Born in Maulévrier on October 28, 1842, Louis Henri Joseph Luçon studied at the seminary of Angers. He was ordained a priest for the diocese of Angers on December 23,1856 and appointed curate at Saint-Lambert-du-Lattay1. Charles-Émile Freppel, his bishop, leader of intransigent Catholicism, noticed him and sent him to Rome to continue his theological studies. There he obtained the degrees of Doctor of Theology and canon law in 1875. After having been parish priest of La Jubaudière from 1875 to 1883 and then parish priest of Notre-Dame de Cholet from 1883 to 1882,N 1, he was appointed bishop of Belley on November 8, 1887, ordained bishop on February 8,1888 in the church of Notre-Dame de Cholet and installed on February 24, 1888. His sympathies for the Action française are no mystery.
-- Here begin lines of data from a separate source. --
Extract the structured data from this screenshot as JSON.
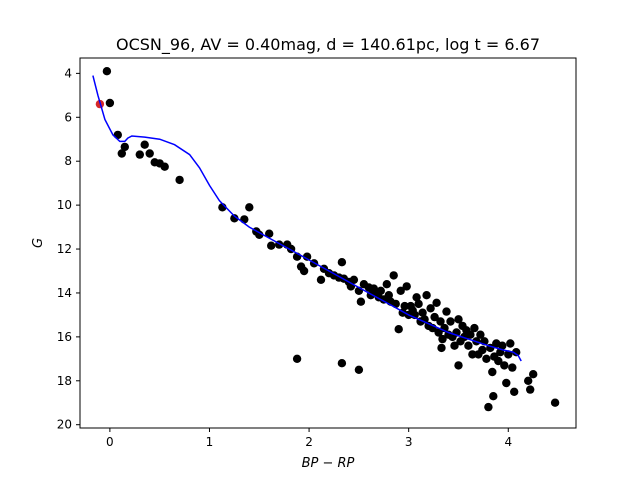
{
  "chart_data": {
    "type": "scatter",
    "title": "OCSN_96, AV = 0.40mag, d = 140.61pc, log t = 6.67",
    "xlabel": "BP − RP",
    "ylabel": "G",
    "xlim": [
      -0.3,
      4.68
    ],
    "ylim": [
      20.15,
      3.3
    ],
    "y_inverted": true,
    "grid": false,
    "xticks": [
      0,
      1,
      2,
      3,
      4
    ],
    "yticks": [
      4,
      6,
      8,
      10,
      12,
      14,
      16,
      18,
      20
    ],
    "colors": {
      "members": "#000000",
      "highlight": "#d62728",
      "isochrone": "#0000ff"
    },
    "highlight_point": {
      "x": -0.1,
      "y": 5.4
    },
    "points": [
      [
        -0.03,
        3.9
      ],
      [
        0.0,
        5.35
      ],
      [
        0.08,
        6.8
      ],
      [
        0.12,
        7.65
      ],
      [
        0.15,
        7.35
      ],
      [
        0.3,
        7.7
      ],
      [
        0.35,
        7.25
      ],
      [
        0.4,
        7.65
      ],
      [
        0.45,
        8.05
      ],
      [
        0.5,
        8.1
      ],
      [
        0.55,
        8.25
      ],
      [
        0.7,
        8.85
      ],
      [
        1.13,
        10.1
      ],
      [
        1.25,
        10.6
      ],
      [
        1.35,
        10.65
      ],
      [
        1.4,
        10.1
      ],
      [
        1.47,
        11.2
      ],
      [
        1.5,
        11.35
      ],
      [
        1.6,
        11.3
      ],
      [
        1.62,
        11.85
      ],
      [
        1.7,
        11.8
      ],
      [
        1.78,
        11.8
      ],
      [
        1.82,
        12.0
      ],
      [
        1.88,
        12.35
      ],
      [
        1.92,
        12.8
      ],
      [
        1.95,
        13.0
      ],
      [
        1.98,
        12.35
      ],
      [
        2.05,
        12.65
      ],
      [
        2.12,
        13.4
      ],
      [
        2.15,
        12.9
      ],
      [
        2.2,
        13.1
      ],
      [
        2.25,
        13.2
      ],
      [
        2.3,
        13.3
      ],
      [
        2.33,
        12.6
      ],
      [
        2.35,
        13.35
      ],
      [
        2.4,
        13.5
      ],
      [
        2.42,
        13.7
      ],
      [
        2.45,
        13.4
      ],
      [
        2.5,
        13.9
      ],
      [
        2.52,
        14.4
      ],
      [
        2.55,
        13.6
      ],
      [
        2.6,
        13.75
      ],
      [
        2.62,
        14.1
      ],
      [
        2.65,
        13.8
      ],
      [
        2.68,
        14.0
      ],
      [
        2.7,
        14.2
      ],
      [
        2.72,
        13.9
      ],
      [
        2.75,
        14.3
      ],
      [
        2.78,
        13.6
      ],
      [
        2.8,
        14.1
      ],
      [
        2.82,
        14.4
      ],
      [
        2.85,
        13.2
      ],
      [
        2.87,
        14.5
      ],
      [
        2.9,
        15.65
      ],
      [
        2.92,
        13.9
      ],
      [
        2.94,
        14.9
      ],
      [
        2.96,
        14.6
      ],
      [
        2.98,
        13.7
      ],
      [
        3.0,
        15.0
      ],
      [
        3.02,
        14.6
      ],
      [
        3.04,
        14.8
      ],
      [
        3.06,
        15.0
      ],
      [
        3.08,
        14.2
      ],
      [
        3.1,
        14.5
      ],
      [
        3.12,
        15.3
      ],
      [
        3.14,
        14.9
      ],
      [
        3.16,
        15.2
      ],
      [
        3.18,
        14.1
      ],
      [
        3.2,
        15.5
      ],
      [
        3.22,
        14.7
      ],
      [
        3.24,
        15.6
      ],
      [
        3.26,
        15.1
      ],
      [
        3.28,
        14.45
      ],
      [
        3.3,
        15.8
      ],
      [
        3.32,
        15.3
      ],
      [
        3.33,
        16.5
      ],
      [
        3.34,
        16.1
      ],
      [
        3.36,
        15.6
      ],
      [
        3.38,
        14.85
      ],
      [
        3.4,
        15.9
      ],
      [
        3.42,
        15.3
      ],
      [
        3.44,
        16.0
      ],
      [
        3.46,
        16.4
      ],
      [
        3.48,
        15.8
      ],
      [
        3.5,
        15.2
      ],
      [
        3.5,
        17.3
      ],
      [
        3.52,
        16.2
      ],
      [
        3.54,
        15.5
      ],
      [
        3.56,
        16.0
      ],
      [
        3.58,
        15.7
      ],
      [
        3.6,
        16.4
      ],
      [
        3.62,
        15.9
      ],
      [
        3.64,
        16.8
      ],
      [
        3.66,
        15.6
      ],
      [
        3.68,
        16.2
      ],
      [
        3.7,
        16.8
      ],
      [
        3.72,
        15.9
      ],
      [
        3.74,
        16.6
      ],
      [
        3.76,
        16.2
      ],
      [
        3.78,
        17.0
      ],
      [
        3.8,
        19.2
      ],
      [
        3.82,
        16.5
      ],
      [
        3.84,
        17.6
      ],
      [
        3.85,
        18.7
      ],
      [
        3.86,
        16.9
      ],
      [
        3.88,
        16.3
      ],
      [
        3.9,
        17.1
      ],
      [
        3.92,
        16.7
      ],
      [
        3.94,
        16.4
      ],
      [
        3.96,
        17.3
      ],
      [
        3.98,
        18.1
      ],
      [
        4.0,
        16.8
      ],
      [
        4.02,
        16.3
      ],
      [
        4.04,
        17.4
      ],
      [
        4.06,
        18.5
      ],
      [
        4.08,
        16.7
      ],
      [
        4.2,
        18.0
      ],
      [
        4.22,
        18.4
      ],
      [
        4.25,
        17.7
      ],
      [
        4.47,
        19.0
      ],
      [
        1.88,
        17.0
      ],
      [
        2.33,
        17.2
      ],
      [
        2.5,
        17.5
      ]
    ],
    "isochrone": [
      [
        -0.17,
        4.1
      ],
      [
        -0.12,
        5.0
      ],
      [
        -0.05,
        6.1
      ],
      [
        0.03,
        6.8
      ],
      [
        0.1,
        7.1
      ],
      [
        0.15,
        7.1
      ],
      [
        0.18,
        6.95
      ],
      [
        0.22,
        6.85
      ],
      [
        0.35,
        6.9
      ],
      [
        0.5,
        7.0
      ],
      [
        0.65,
        7.25
      ],
      [
        0.8,
        7.7
      ],
      [
        0.9,
        8.3
      ],
      [
        1.0,
        9.1
      ],
      [
        1.1,
        9.8
      ],
      [
        1.25,
        10.5
      ],
      [
        1.4,
        11.0
      ],
      [
        1.6,
        11.5
      ],
      [
        1.8,
        12.0
      ],
      [
        2.0,
        12.5
      ],
      [
        2.2,
        13.0
      ],
      [
        2.4,
        13.5
      ],
      [
        2.6,
        14.0
      ],
      [
        2.8,
        14.5
      ],
      [
        3.0,
        15.0
      ],
      [
        3.2,
        15.4
      ],
      [
        3.4,
        15.8
      ],
      [
        3.6,
        16.1
      ],
      [
        3.8,
        16.4
      ],
      [
        3.95,
        16.6
      ],
      [
        4.05,
        16.7
      ],
      [
        4.1,
        16.85
      ],
      [
        4.13,
        17.1
      ]
    ]
  }
}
On 21 February 1906, he was appointed Archbishop of Reims, where he arrived on 6 April. In the meantime, he was co-consecrator of François-Marie Gieure, bishop of Bayonne, consecrated in Rome by Pius X on February 25, 1906. On December 16, 1907, he was elevated to the rank of cardinal by Pope Pius X and received the title of cardinal-priest of Santa Maria Nuova.
The same year, when he was expelled from the archbishopric following the law of separation of Church and State, Louis-Joseph Luçon transferred the chrism in a glass ampoule that he took with him. The balm of the coronation is still preserved in the archbishopric of Reims.
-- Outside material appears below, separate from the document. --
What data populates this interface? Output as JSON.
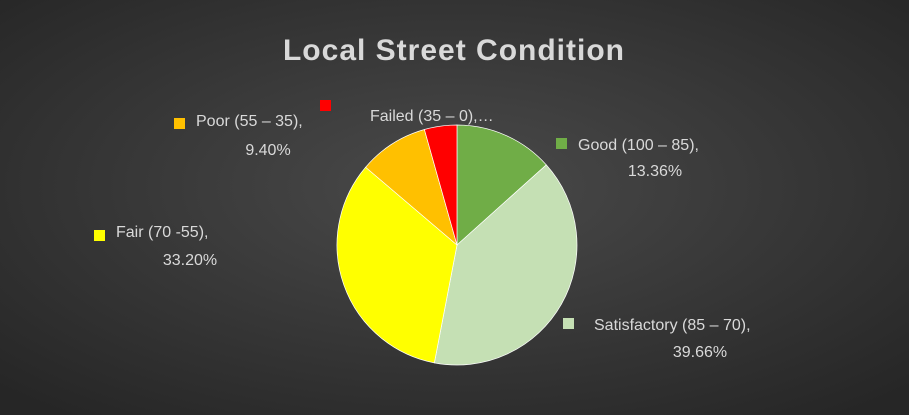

Absent from Reims at the time of the fire in his cathedral due to the conclave, he returned to his city on 22 September 1914 and remained there until 25 March 1918, when the military authorities forced him to evacuate. Throughout this period, he shared the life of the people of Reims under the bombs, comforting the victims, visiting the wounded soldiers in hospitals and those fighting in the trenches. Every Friday, he performs a Way of the Cross in his devastated cathedral by which he symbolically takes charge of the martyrdom of Reims.
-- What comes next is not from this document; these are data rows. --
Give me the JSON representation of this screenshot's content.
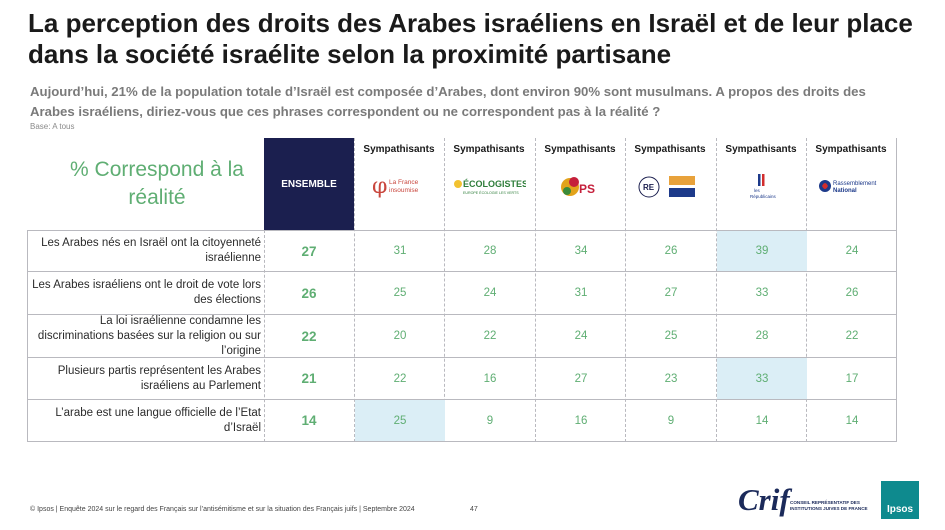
{
  "title": "La perception des droits des Arabes israéliens en Israël et de leur place dans la société israélite selon la proximité partisane",
  "subtitle": "Aujourd’hui, 21% de la population totale d’Israël est composée d’Arabes, dont environ 90% sont musulmans. A propos des droits des Arabes israéliens, diriez-vous que ces phrases correspondent ou ne correspondent pas à la réalité ?",
  "base": "Base: A tous",
  "table": {
    "corner_label": "% Correspond à la réalité",
    "ensemble_label": "ENSEMBLE",
    "parties": [
      {
        "header": "Sympathisants",
        "logo_text": "La France insoumise",
        "logo_icon": "lfi-logo"
      },
      {
        "header": "Sympathisants",
        "logo_text": "ÉCOLOGISTES",
        "logo_sub": "EUROPE ÉCOLOGIE LES VERTS",
        "logo_icon": "eelv-logo"
      },
      {
        "header": "Sympathisants",
        "logo_text": "PS",
        "logo_icon": "ps-logo"
      },
      {
        "header": "Sympathisants",
        "logo_text": "RE",
        "logo_icon": "renaissance-modem-horizons-logo"
      },
      {
        "header": "Sympathisants",
        "logo_text": "LR",
        "logo_sub": "les Républicains",
        "logo_icon": "lr-logo"
      },
      {
        "header": "Sympathisants",
        "logo_text": "Rassemblement National",
        "logo_icon": "rn-logo"
      }
    ],
    "rows": [
      {
        "label": "Les Arabes nés en Israël ont la citoyenneté israélienne",
        "ensemble": "27",
        "values": [
          "31",
          "28",
          "34",
          "26",
          "39",
          "24"
        ],
        "highlight": [
          false,
          false,
          false,
          false,
          true,
          false
        ]
      },
      {
        "label": "Les Arabes israéliens ont le droit de vote lors des élections",
        "ensemble": "26",
        "values": [
          "25",
          "24",
          "31",
          "27",
          "33",
          "26"
        ],
        "highlight": [
          false,
          false,
          false,
          false,
          false,
          false
        ]
      },
      {
        "label": "La loi israélienne condamne les discriminations basées sur la religion ou sur l’origine",
        "ensemble": "22",
        "values": [
          "20",
          "22",
          "24",
          "25",
          "28",
          "22"
        ],
        "highlight": [
          false,
          false,
          false,
          false,
          false,
          false
        ]
      },
      {
        "label": "Plusieurs partis représentent les Arabes israéliens au Parlement",
        "ensemble": "21",
        "values": [
          "22",
          "16",
          "27",
          "23",
          "33",
          "17"
        ],
        "highlight": [
          false,
          false,
          false,
          false,
          true,
          false
        ]
      },
      {
        "label": "L’arabe est une langue officielle de l’Etat d’Israël",
        "ensemble": "14",
        "values": [
          "25",
          "9",
          "16",
          "9",
          "14",
          "14"
        ],
        "highlight": [
          true,
          false,
          false,
          false,
          false,
          false
        ]
      }
    ]
  },
  "footer": {
    "source": "© Ipsos | Enquête 2024 sur le regard des Français sur l’antisémitisme et sur la situation des Français juifs | Septembre 2024",
    "page": "47",
    "crif": "Crif",
    "crif_sub": "CONSEIL REPRÉSENTATIF DES INSTITUTIONS JUIVES DE FRANCE",
    "ipsos": "Ipsos"
  },
  "colors": {
    "navy": "#1b1f4f",
    "green": "#5fae73",
    "highlight": "#dbeef6"
  }
}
"Your parish today," he explained to the ecclesiastics of Reims, "is the regiment, it is the trench, it is the ambulance. You may stay there. And dont our soldiers stay there? Is it not fitting that the priestly phalanx should also give its blood for the Fatherland
During and after the war, Cardinal Luçon became, like his cathedral, one of those symbols of wounded France that was shown to foreign personalities. The Archbishop of Reims played this role for delegations sent to him, among others, by the head of the Service for French Works Abroad, Jean Giraudoux, who hailed him as "a great French voice"7. In this capacity, Louis Luçon frequently received Americans, from President Wilson on 26 January 1919 to the Democratic presidential candidate James Middleton Cox in 1920, as well as various delegations to whom it was necessary to show "the ruins from which we have to rise"7. The cardinal also has great moral authority in the Church of France. During the war, he shared, with Cardinal Amette, Archbishop of Paris, the honorary presidency of the Catholic Committee for Propaganda Abroad. In November 1918, he presided over the meeting of the bishops of the devastated regions8. It must be said that the ecclesiastical province he leads includes, with the dioceses of Châlons, Reims, Soissons, Beauvais and Amiens, a large part of the former front line. President of the relief work for devastated churches, he then entered the last phase of his life, that of the necessary restorations9 : the material restoration of his diocese that the destruction imposed and the restoration of Christian France that the new political climate made possible.
Cardinal Luçons auxiliary in Reims was Ernest Neveux, titular bishop of Arsinoe, consecrated in the church of Notre-Dame dÉpernay on 29 June 1915.
Louis-Joseph Luçon died in Reims on May 28, 1930, in the middle of his priesthood, after having witnessed the devastation and then the reconstitution of his diocese. He is much loved by the population and remains in the hearts of the people of Reims as the one who accompanied them during the martyrdom of their city during the First World War. His grandiose funeral brought together many people, in particular Marshal Pétain and André Maginot, Minister of War. He rests in the archbishops vault under the high altar of the cathedral of Reims.